AMRITSAR: A volunteer from the Shiromani Gurdwara Prabhandhak Committee loads relief goods onto a truck for Kerala flood victims at the Golden Temple on Monday.—AFP
AMRITSAR: A volunteer from the Shiromani Gurdwara Prabhandhak Committee loads relief goods onto a truck for Kerala flood victims at the Golden Temple on Monday.—AFP

KOCHI: Floodwaters receded in Kerala on Monday, leaving Indian rescuers the grim task of retrieving bodies as the death toll from the worst monsoon rains in a century rose above 400.

With nearly three quarters of a million people packed into relief camps in the southern state, authorities also fear outbreaks of disease.

After more than a week of fierce downpours, rainfall eased Monday and flood levels fell in some districts. Army helicopters and boats kept up missions to find trapped survivors and drop food and water in isolated villages.

The Indian government has declared the floods a “calamity of severe nature”, a home ministry official told AFP.

Officials said 22,000 people were rescued on Sunday. At least 30 bodies were also found, taking the death toll above 200 since the torrential rain started falling on Aug 8 and more than 400 since the monsoon started in June.

At least 1,000 were feared stranded in five villages around Chengannur, one of the districts worst hit by the deluge.

An Indian Navy team made a temporary rope bridge across a stream in Thrissur district on Sunday to rescue 100 people stranded for days.

Commercial flight operations to Kochi, the state’s main city, resumed on Monday after the navy opened its airstrips for small passenger aircraft. The city’s international airport has been ordered shut until Sunday.

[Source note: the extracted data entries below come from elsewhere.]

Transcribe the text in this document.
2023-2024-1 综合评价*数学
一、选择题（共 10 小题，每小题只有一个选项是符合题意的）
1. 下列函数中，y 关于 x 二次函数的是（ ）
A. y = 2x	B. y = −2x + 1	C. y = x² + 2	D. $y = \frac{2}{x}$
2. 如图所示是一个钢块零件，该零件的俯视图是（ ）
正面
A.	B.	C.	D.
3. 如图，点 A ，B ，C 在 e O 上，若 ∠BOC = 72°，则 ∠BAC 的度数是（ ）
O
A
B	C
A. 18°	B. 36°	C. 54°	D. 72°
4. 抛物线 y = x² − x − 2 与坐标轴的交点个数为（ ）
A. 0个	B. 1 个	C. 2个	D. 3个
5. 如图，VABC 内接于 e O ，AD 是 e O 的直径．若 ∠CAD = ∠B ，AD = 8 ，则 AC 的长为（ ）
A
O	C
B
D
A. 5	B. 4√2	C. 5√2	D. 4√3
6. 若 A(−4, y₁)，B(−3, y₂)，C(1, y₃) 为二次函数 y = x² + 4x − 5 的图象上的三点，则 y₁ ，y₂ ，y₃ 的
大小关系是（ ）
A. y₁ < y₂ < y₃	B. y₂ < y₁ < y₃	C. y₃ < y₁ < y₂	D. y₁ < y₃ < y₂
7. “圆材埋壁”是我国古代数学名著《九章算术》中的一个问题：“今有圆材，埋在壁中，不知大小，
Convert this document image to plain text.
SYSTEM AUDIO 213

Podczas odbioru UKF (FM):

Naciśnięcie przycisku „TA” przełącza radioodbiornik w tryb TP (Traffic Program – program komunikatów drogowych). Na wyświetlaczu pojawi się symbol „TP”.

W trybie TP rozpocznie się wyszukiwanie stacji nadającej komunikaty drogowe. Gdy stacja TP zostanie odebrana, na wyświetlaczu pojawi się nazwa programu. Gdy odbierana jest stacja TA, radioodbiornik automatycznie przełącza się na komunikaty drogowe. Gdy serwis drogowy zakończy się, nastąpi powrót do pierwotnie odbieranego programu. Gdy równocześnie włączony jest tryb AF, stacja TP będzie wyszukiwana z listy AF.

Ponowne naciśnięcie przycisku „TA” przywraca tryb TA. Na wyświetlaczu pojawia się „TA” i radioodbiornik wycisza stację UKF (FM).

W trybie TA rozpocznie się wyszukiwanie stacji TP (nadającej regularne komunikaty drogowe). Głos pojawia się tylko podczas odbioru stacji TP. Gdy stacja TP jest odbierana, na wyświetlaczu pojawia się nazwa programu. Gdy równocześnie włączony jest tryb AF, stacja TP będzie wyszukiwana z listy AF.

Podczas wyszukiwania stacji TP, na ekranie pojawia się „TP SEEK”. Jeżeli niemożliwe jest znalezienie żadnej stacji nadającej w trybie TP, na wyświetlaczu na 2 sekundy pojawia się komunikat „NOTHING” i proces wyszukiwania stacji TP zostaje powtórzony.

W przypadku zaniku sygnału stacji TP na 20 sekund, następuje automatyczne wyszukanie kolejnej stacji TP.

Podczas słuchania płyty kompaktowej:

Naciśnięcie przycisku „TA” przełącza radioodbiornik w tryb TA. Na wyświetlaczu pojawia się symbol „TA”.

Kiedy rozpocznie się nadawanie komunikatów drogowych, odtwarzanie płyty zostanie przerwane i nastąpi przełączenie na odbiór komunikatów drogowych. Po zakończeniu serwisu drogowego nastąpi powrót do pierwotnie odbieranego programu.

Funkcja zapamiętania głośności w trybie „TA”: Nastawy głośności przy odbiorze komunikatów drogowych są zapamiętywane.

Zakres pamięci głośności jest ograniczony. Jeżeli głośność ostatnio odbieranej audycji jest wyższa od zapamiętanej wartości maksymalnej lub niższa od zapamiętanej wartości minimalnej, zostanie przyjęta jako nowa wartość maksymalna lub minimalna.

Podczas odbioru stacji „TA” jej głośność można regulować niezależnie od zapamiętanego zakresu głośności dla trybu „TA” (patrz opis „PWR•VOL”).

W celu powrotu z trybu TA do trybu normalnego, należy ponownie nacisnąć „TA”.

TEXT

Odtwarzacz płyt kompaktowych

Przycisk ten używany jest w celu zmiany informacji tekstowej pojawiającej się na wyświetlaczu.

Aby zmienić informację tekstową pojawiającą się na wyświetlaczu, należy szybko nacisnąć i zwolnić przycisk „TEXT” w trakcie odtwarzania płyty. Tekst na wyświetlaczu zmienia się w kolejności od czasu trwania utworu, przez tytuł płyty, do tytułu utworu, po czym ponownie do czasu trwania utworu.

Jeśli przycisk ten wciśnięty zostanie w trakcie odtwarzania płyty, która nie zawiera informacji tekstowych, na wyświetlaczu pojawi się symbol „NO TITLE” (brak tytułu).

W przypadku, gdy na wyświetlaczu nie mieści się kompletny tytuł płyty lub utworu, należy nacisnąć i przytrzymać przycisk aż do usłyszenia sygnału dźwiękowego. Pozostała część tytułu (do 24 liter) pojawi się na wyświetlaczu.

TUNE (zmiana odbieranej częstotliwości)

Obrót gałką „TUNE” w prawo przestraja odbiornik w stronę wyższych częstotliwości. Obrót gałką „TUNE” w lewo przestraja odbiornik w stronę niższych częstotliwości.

The floods have left widespread desolation in the city.

Kerala Chief Minister Pinarayi Vijayan said the priority now was to provide clean drinking water and restore power supplies to the state of 33 million people.

He said health officers would be deployed in each village to check the spread of communicable diseases.

In the worst-hit areas such as Thrissur and Chengannur, rescuers searched inundated houses, discovering the bodies of those trapped by the fast rising floodwaters.

“They didn’t think that it would rise this high — 10 to 15 feet at some places — when the initial warnings were issued,” said Ashraf Ali K.M., who is leading the search in the small town of Mala in Thrissur.

Fishermen have sailed inland from Kerala’s coast to join the search, as volunteers set up soup kitchens and an international appeal was made for financial help.

The state government said each fishing boat would get 3,000 rupees for each day of work and that authorities would pay for any damage to them.

The floods have caused an estimated $3 billion in damage but the bill is likely to rise as the scale of devastation becomes clearer.